We are then instructed to show that there is a diffeomorphism between $\mathbb{R}$ and $\mathbb{R}'$, followed by a hint that it's not the identity map because it is not smooth.

My question(s):

1) Why is the identity map not a diffeomorphism/not smooth?

2) Does anyone have a hint/suggestion for an approach to finding the diffeomorphism that they are looking for?

Many thanks in advance!

Answer 1

1) When composed with the given charts, the identity map gives $(\psi \circ \operatorname{id}_\Bbb R \circ\ \phi^{-1})(x) = x^{1/3}$. This map is not smooth at $0$. Hence the identity map is not a diffeomorphism.

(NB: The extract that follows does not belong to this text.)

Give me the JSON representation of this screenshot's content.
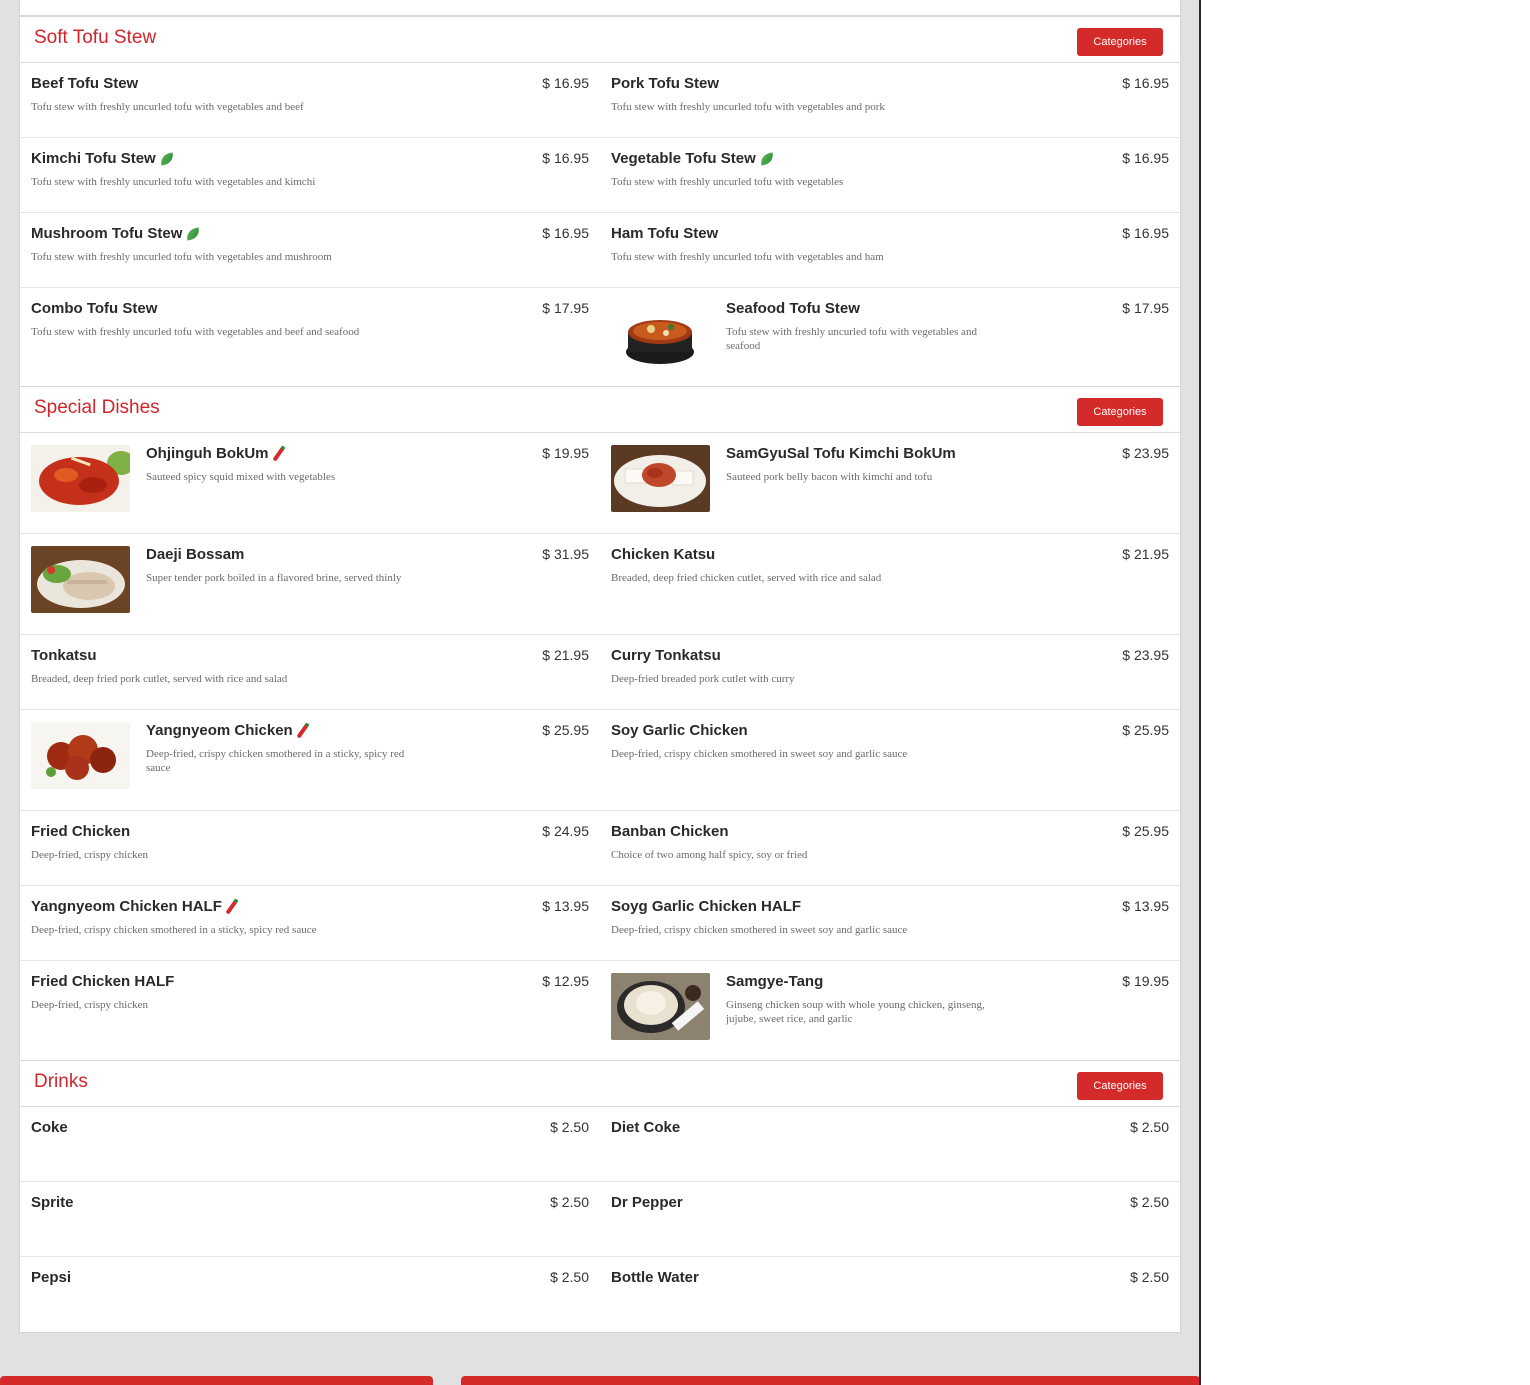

2) Think of a bijection that "cancels out" with the cubic root in $\psi$.

Answer 2

The key is that a diffeomorphism is a map $f\colon\ \mathbb R_a\longrightarrow \mathbb R_b$ such that $f$ and $f^{-1}$ is smooth, but the definition of what it means for a map between manifolds to be smooth is in general dependent on the differentiable structure in such a way that if $(U_a,\psi_a)$ is the differentiable structure for $\mathbb R_a$ and $(U_b,\psi_b)$ is the differentiable structure for $\mathbb R_b$, then $f$ is called smooth if the function $\psi_b \circ f \circ \psi_a^{-1}$ is smooth.

1) In your case, $(\psi \circ \mathrm{id} \circ \phi^{-1})(x) = x^{1/3}$ is not smooth at 0.

2) Try choosing $f(x) = x^3$ as your diffeomorphism and work out the details.